Sherlock si guardò intorno. Stava cercando di calcolare a mente il percorso che avrebbe dovuto fare per tornare a casa. Mycroft lo aveva tediato per molte sere cercando di insegnarli come ritrovare la strada se mai si fosse perso e combinando questo con il punto numero tre della lista dei posti in cui non andare assolutamente, riuscì, dall'alto dei suoi cinque anni, più o meno a capire.

“Lontano.” - fu la sola cosa che seppe rispondere. In realtà si trovava a non più di quaranta minuti di cammino da casa sua, ma per un bambino così piccolo (un bambino normale, almeno) sarebbe stato un miracolo già solo riuscire a tornare indietro.

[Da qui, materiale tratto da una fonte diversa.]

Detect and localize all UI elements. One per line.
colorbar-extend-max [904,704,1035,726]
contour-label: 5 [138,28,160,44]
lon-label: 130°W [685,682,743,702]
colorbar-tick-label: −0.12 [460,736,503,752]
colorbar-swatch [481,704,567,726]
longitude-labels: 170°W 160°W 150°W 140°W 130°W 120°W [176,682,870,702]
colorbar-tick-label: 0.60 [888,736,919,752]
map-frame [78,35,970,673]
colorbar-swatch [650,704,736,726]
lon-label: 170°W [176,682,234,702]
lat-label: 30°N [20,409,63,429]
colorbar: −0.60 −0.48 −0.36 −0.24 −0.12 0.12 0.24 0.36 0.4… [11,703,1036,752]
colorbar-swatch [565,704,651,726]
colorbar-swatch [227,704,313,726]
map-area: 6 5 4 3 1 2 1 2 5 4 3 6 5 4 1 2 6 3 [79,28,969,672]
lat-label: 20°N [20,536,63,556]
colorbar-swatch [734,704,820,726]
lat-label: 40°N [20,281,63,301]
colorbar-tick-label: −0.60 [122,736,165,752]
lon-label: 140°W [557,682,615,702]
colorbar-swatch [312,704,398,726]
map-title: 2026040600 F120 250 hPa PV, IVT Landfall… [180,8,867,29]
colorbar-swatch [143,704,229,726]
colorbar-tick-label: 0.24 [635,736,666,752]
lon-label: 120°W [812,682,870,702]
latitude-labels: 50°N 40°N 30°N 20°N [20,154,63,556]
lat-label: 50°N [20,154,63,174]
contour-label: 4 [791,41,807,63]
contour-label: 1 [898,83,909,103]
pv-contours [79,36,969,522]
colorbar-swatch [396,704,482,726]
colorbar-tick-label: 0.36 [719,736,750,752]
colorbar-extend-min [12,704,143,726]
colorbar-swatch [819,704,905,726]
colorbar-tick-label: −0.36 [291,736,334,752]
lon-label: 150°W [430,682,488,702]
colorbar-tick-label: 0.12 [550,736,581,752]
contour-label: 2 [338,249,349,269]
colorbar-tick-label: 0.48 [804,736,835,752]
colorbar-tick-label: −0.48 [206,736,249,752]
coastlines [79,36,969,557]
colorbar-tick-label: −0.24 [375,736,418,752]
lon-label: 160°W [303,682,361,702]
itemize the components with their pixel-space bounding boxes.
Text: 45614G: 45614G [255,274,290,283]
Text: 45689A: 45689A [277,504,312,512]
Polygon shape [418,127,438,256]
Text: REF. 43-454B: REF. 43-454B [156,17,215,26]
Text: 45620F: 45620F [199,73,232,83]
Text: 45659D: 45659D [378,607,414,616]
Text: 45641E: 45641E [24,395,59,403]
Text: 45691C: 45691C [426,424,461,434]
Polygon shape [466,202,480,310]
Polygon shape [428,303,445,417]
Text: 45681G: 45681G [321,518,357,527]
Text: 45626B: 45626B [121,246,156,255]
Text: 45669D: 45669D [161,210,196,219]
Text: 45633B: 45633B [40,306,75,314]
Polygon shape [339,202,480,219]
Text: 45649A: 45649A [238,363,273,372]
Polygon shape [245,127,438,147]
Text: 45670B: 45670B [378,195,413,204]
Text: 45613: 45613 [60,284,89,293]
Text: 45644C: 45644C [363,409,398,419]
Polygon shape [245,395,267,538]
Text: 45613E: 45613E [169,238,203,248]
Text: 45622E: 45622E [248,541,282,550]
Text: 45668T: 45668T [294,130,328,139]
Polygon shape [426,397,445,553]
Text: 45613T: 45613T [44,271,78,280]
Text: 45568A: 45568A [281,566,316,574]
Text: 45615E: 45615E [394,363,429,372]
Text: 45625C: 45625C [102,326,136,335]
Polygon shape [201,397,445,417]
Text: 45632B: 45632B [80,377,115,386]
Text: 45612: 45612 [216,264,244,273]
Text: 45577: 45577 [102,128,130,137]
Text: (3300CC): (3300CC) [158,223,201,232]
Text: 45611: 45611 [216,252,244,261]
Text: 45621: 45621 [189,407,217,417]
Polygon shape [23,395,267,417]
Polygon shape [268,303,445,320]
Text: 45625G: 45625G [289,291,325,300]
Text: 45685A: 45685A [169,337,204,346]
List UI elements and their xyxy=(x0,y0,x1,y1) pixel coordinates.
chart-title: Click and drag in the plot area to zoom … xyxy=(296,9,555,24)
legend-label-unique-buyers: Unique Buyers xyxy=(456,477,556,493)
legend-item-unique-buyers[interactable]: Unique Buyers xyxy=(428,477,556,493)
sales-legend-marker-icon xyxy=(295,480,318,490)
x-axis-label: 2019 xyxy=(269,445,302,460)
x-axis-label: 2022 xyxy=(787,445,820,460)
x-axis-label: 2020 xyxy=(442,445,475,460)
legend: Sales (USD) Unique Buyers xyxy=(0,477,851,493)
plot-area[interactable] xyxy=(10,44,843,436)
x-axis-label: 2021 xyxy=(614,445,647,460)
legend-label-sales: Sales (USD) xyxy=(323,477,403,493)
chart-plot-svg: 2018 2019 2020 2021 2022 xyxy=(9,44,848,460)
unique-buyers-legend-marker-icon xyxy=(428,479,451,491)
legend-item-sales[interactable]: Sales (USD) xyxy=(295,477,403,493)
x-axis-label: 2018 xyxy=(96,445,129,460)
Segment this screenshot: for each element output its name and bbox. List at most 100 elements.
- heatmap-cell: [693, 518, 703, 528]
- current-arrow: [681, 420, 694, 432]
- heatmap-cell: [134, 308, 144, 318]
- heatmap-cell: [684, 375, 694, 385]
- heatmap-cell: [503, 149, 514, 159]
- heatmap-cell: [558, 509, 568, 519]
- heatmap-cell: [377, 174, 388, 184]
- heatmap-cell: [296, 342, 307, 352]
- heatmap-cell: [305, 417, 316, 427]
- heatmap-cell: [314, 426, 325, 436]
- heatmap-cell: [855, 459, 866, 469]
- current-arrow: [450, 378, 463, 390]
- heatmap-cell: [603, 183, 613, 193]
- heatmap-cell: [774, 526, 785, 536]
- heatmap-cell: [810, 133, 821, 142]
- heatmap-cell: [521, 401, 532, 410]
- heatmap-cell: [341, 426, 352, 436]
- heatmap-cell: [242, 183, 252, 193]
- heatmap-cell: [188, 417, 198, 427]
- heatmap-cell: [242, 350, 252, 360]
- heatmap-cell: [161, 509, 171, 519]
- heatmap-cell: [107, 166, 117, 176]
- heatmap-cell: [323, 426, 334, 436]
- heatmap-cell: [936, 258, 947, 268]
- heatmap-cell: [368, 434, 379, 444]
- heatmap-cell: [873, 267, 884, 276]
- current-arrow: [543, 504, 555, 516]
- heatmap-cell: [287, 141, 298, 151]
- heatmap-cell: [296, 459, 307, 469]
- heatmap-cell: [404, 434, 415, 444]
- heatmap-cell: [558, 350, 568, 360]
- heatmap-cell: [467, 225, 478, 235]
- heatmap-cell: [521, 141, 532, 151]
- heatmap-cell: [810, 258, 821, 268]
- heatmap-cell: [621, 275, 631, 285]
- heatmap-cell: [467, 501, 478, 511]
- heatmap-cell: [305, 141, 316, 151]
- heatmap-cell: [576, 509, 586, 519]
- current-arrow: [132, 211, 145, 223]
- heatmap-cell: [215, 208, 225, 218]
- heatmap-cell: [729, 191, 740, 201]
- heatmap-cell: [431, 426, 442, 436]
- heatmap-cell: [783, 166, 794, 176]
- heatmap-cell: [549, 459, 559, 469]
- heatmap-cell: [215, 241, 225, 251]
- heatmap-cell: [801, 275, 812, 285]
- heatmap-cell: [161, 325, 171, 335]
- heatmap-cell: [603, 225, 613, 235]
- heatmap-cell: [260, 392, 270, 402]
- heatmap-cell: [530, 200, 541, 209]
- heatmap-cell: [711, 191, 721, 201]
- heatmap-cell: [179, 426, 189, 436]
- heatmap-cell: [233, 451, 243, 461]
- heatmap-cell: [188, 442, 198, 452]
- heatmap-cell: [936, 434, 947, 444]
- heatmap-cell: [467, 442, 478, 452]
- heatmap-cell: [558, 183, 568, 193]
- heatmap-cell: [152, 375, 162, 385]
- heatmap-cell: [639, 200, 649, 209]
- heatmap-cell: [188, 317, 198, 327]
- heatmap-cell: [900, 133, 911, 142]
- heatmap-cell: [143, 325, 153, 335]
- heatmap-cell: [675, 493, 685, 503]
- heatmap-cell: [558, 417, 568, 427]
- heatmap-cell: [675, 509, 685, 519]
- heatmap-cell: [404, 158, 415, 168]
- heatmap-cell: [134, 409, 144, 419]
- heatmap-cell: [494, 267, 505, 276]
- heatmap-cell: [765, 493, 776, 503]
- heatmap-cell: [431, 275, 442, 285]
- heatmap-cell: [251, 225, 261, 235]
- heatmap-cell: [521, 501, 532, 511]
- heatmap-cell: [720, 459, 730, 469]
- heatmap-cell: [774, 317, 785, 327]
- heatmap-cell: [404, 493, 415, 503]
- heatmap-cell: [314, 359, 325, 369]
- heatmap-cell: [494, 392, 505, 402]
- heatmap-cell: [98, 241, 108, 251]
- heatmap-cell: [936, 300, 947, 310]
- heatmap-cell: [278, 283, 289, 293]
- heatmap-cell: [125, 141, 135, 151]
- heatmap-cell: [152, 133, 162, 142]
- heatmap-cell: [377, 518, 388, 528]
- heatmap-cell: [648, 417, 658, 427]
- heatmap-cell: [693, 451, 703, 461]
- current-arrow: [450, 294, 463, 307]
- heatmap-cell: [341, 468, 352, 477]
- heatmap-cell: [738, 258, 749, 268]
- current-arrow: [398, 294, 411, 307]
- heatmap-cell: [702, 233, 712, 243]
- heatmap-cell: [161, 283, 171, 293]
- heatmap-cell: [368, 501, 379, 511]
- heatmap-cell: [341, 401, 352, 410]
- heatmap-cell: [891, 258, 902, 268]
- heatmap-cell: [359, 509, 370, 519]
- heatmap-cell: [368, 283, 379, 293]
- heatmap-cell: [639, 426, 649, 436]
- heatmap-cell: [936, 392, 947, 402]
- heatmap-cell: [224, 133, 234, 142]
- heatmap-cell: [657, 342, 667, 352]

“E perché sei venuto qui?”

“Perché Mycroft è cattivo e mi ha fatto arrabbiare.” - Sherlock mise di nuovo il broncio al ricordo del fratello che strappava il suo disegno preferito. Poco importava che ogni nuovo disegno diventasse automaticamente il preferito. Quello lo era più di tutti.

“Chi è Mycofft? Il tuo papà?”- sbagliò il nome, facendo ridere Sherlock a crepapelle.

Victor, nella sua innocenza di bambino, aveva automaticamente associato quel broncio ad una figura paterna, ma Sherlock era troppo piccolo per poterlo capire.

“E' mio fratello. Ha dodici anni. Si crede tanto intelligente e invece è solo stupido!”- rispose, colpendo con un fendente della sua spada alcuni fili d'erba.

Victor annuì.

“Vengo a casa con te. Io sono vicino, tu sei lontano. E' giusto che ti accompagno”. Il ragionamento non aveva nessun senso logico, ma per entrambi sembrò l'idea migliore del mondo. Sherlock sorrise, chiamò Barbarossa che era intento a mangiucchiare legnetti e indicò la parte della radura da cui era arrivato.

“Dobbiamo andare di là, sono sicuro”- disse annuendo deciso.

Victor lo prese per mano, sentendosi tra i due il bambino grande e responsabile, nonostante avesse solo cinque anni, gli stessi di Sherlock e nonostante fosse quest'ultimo a dare le indicazioni sulla strada da prendere. Camminarono così a lungo, dondolando le braccia e saltellando. Di tanto in tanto si fermavano ad osservare una farfalla, o un tronco dalla strana forma, o delle formiche in fila indiana. Tutto era meraviglioso e inaspettato.

“Che cosa stavi cantando?”- chiese mentre studiava attentamente un fungo.

“Niente. Una canzone che cantava la mia mamma.”

“Cantala ancora.”

E Victor cantò ancora, mentre camminavano verso casa, mano nella mano.

“Vuoi essere mio amico?” - chiese Sherlock all'improvviso, mentre attraversavano il bosco.

Gli occhi di Victor, che non erano più rossi di pianto, si accesero di allegria. “Si. Migliori amici nel mondo.” - rispose. E Sherlock fu così felice che gli diede la sua sciabola da pirata e gli disse che avrebbe potuto giocarci per tutto il tempo che voleva.

 

Un'ora e mezza dopo Sherlock sentì la voce di suo fratello che lo chiamava. Era pomeriggio inoltrato ormai, iniziava a fare freddo e fu felice di sentire una voce familiare, nonostante fosse quella del suo acerrimo nemico Lord Mycroft.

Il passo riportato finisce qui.